Ever feel like you’re tired of listening to your friends’ mundane dramas? There’s only so much a person can take of listening to whines about exes, backstabbing besties and the politics of Instagram likes. So why not sack off your friends and dine out on your own? Yes, if someone told us this a while back, we would think they were insane too. But that was before we discovered the trend for ‘communal dining’ in restaurants across London. Check out our guide to 5 Of The Best Places To Eat With Strangers below and embrace your awkward social skills – you might even make a Facebook friend or two.  

Le Pain Quotidien

Bakery feat. communal table dining

The first on our list of 5 Of The Best Places To Eat With Strangers is this tour de force of great baking, which is part of a global chain that was established in Brussels back in 1990. A focal point of the restaurant is the 20-seater wooden table in the centre of the bare-brick dining room, so you can break bread with new found friends. The food on offer includes organic sourdough, served alongside organic egg salad with olive oil, wild capers and anchovies and chicken curry with harissa chutney.

Where: 72 Marylebone High Street, W1
Website: http://www.lepainquotidien.co.uk/

Bunga Bunga

The Englishman’s Italian

When a restaurant’s name references the indiscretions of a certain Italian political figure, you know it’s going to be tongue in cheek. This place is packed with cheesy and cheeky Italian paraphernalia, from Roman busts on the walls, to vintage mopeds suspended from the ceiling, all set to a backdrop of live music. The food is all cured meats, bruschetta and slices of pizza and there are dedicated clusters of tables for eating, so that you can make some equally cheeky friends.

Where: 37 Battersea Bridge Road, Battersea, London, SW11 3BA, United Kingdom
Nearest station: Imperial Wharf (0.6 miles)
Website: www.bungabunga-london.com

Meat Liquor

Gutsy grub

This place is not for the faint hearted, in more ways than one. The setting is more like a nightclub than a restaurant. The graffiti is occult themed, most of the staff are heavily tattooed and the music is blaring. Don’t worry though, there’s communal tables so you can make some new friends to comfort you during this scary experience. The food is equally as tough, with dishes including crunchy-coated ‘bingo wings,’ cheese steaks, hot dogs and unbeatable burgers. So if you consider yourself a tough-nut, get down to meat liquor – you won’t regret it.

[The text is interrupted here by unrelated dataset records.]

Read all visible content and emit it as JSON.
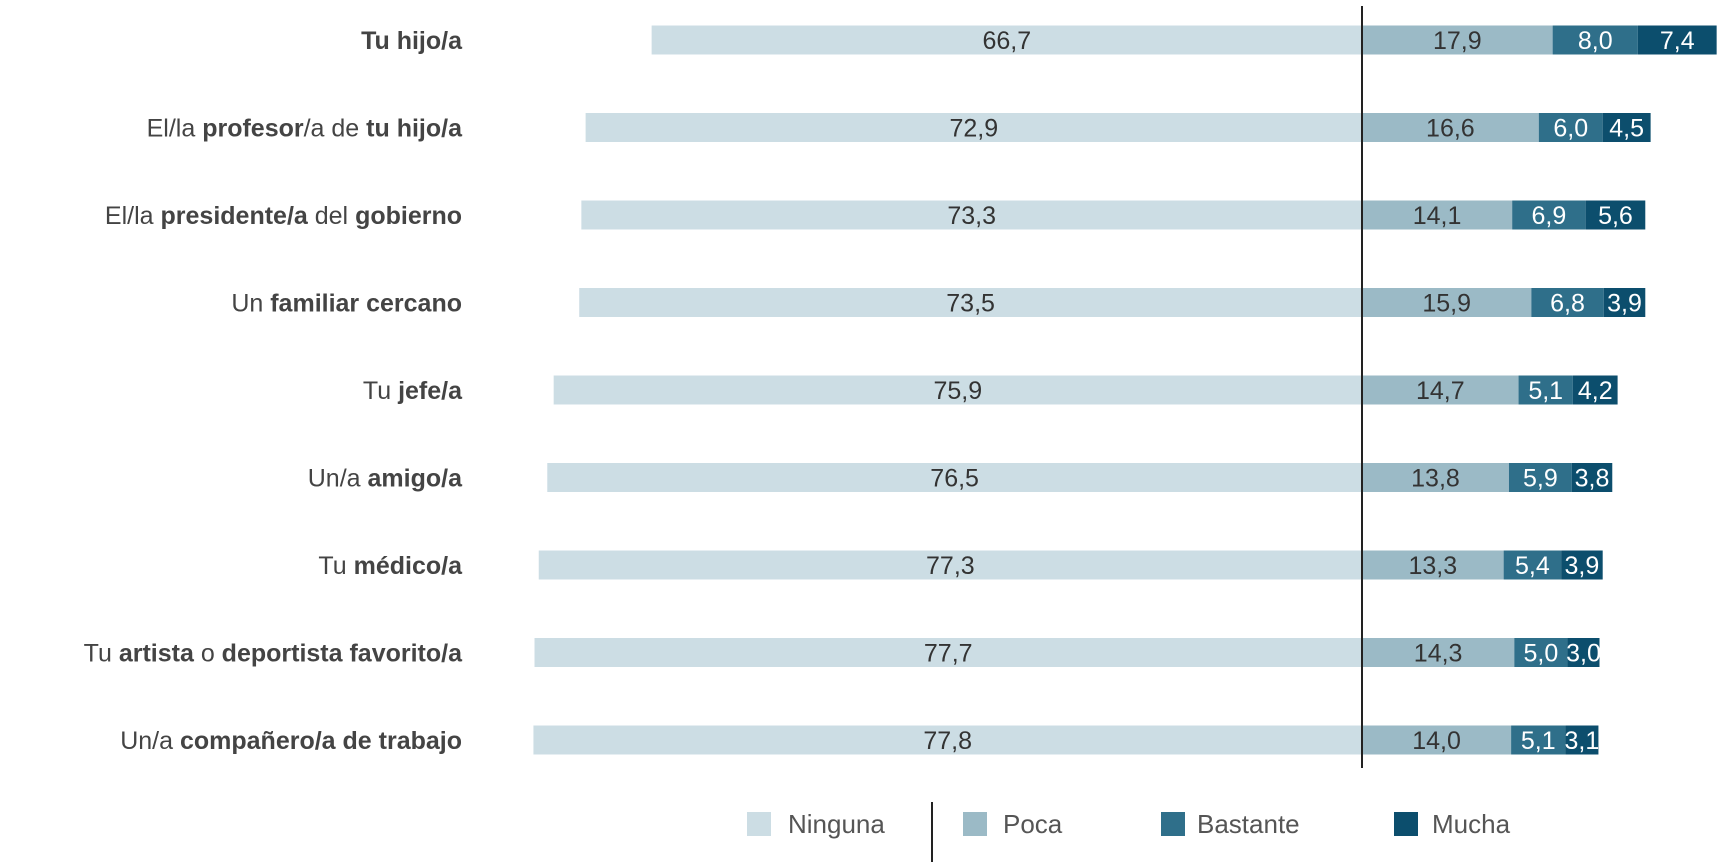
{
  "chart_data": {
    "type": "bar",
    "orientation": "horizontal-diverging",
    "categories": [
      "Tu hijo/a",
      "El/la profesor/a de tu hijo/a",
      "El/la presidente/a del gobierno",
      "Un familiar cercano",
      "Tu jefe/a",
      "Un/a amigo/a",
      "Tu médico/a",
      "Tu artista o deportista favorito/a",
      "Un/a compañero/a de trabajo"
    ],
    "category_label_parts": [
      [
        {
          "t": "Tu hijo/a",
          "b": true
        }
      ],
      [
        {
          "t": "El/la ",
          "b": false
        },
        {
          "t": "profesor",
          "b": true
        },
        {
          "t": "/a de ",
          "b": false
        },
        {
          "t": "tu hijo/a",
          "b": true
        }
      ],
      [
        {
          "t": "El/la ",
          "b": false
        },
        {
          "t": "presidente/a",
          "b": true
        },
        {
          "t": " del ",
          "b": false
        },
        {
          "t": "gobierno",
          "b": true
        }
      ],
      [
        {
          "t": "Un ",
          "b": false
        },
        {
          "t": "familiar cercano",
          "b": true
        }
      ],
      [
        {
          "t": "Tu ",
          "b": false
        },
        {
          "t": "jefe/a",
          "b": true
        }
      ],
      [
        {
          "t": "Un/a ",
          "b": false
        },
        {
          "t": "amigo/a",
          "b": true
        }
      ],
      [
        {
          "t": "Tu ",
          "b": false
        },
        {
          "t": "médico/a",
          "b": true
        }
      ],
      [
        {
          "t": "Tu ",
          "b": false
        },
        {
          "t": "artista",
          "b": true
        },
        {
          "t": " o ",
          "b": false
        },
        {
          "t": "deportista favorito/a",
          "b": true
        }
      ],
      [
        {
          "t": "Un/a ",
          "b": false
        },
        {
          "t": "compañero/a de trabajo",
          "b": true
        }
      ]
    ],
    "series": [
      {
        "name": "Ninguna",
        "color": "#ccdde4",
        "side": "left",
        "values": [
          66.7,
          72.9,
          73.3,
          73.5,
          75.9,
          76.5,
          77.3,
          77.7,
          77.8
        ],
        "labels": [
          "66,7",
          "72,9",
          "73,3",
          "73,5",
          "75,9",
          "76,5",
          "77,3",
          "77,7",
          "77,8"
        ]
      },
      {
        "name": "Poca",
        "color": "#9bbac6",
        "side": "right",
        "values": [
          17.9,
          16.6,
          14.1,
          15.9,
          14.7,
          13.8,
          13.3,
          14.3,
          14.0
        ],
        "labels": [
          "17,9",
          "16,6",
          "14,1",
          "15,9",
          "14,7",
          "13,8",
          "13,3",
          "14,3",
          "14,0"
        ]
      },
      {
        "name": "Bastante",
        "color": "#2f6f8a",
        "side": "right",
        "values": [
          8.0,
          6.0,
          6.9,
          6.8,
          5.1,
          5.9,
          5.4,
          5.0,
          5.1
        ],
        "labels": [
          "8,0",
          "6,0",
          "6,9",
          "6,8",
          "5,1",
          "5,9",
          "5,4",
          "5,0",
          "5,1"
        ]
      },
      {
        "name": "Mucha",
        "color": "#0c4e6d",
        "side": "right",
        "values": [
          7.4,
          4.5,
          5.6,
          3.9,
          4.2,
          3.8,
          3.9,
          3.0,
          3.1
        ],
        "labels": [
          "7,4",
          "4,5",
          "5,6",
          "3,9",
          "4,2",
          "3,8",
          "3,9",
          "3,0",
          "3,1"
        ]
      }
    ],
    "legend": {
      "placement": "bottom"
    }
  }
}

Where: 74 Welbeck Street, London, W1G 0BA
Website: http://meatliquor.com/london/

Flesh and Buns

The pun is strong with this one

This Japanese Izakaya bar and restaurant is a favourite with Londoners and for good reason. The restaurant offers Japanese drinking food, delivered in a relaxed environment and featuring DIY filled steam buns; you can choose from a variety of meats and fish that are all cooked and served in different ways, with a different sauce or marinade and a different pickled vegetable. Although there are private tables around the edges, we recommend sitting on the long, communal tables in the middle. This way, everyone gets stuck in together and it feels like a much more authentic Japanese dining experience!

Where: 41 Earlham St, London WC2H 9LX
Website: http://www.bonedaddies.com/flesh-and-buns/

Ottolenghi Soho

An attack on the senses, but the good kind

The Soho location of this famous chain has all the Ottolenghi trademarks, such as the salad platters you get on arrival and a menu that celebrates bold flavours. However, one difference is the informality of the communal dining downstairs, where two long canteen tables look onto the theatre of the open kitchen. So you can enjoy some great grub while making new friends, plus, talking about being able to see your dishes being made is a pretty good conversation topic to break the ice!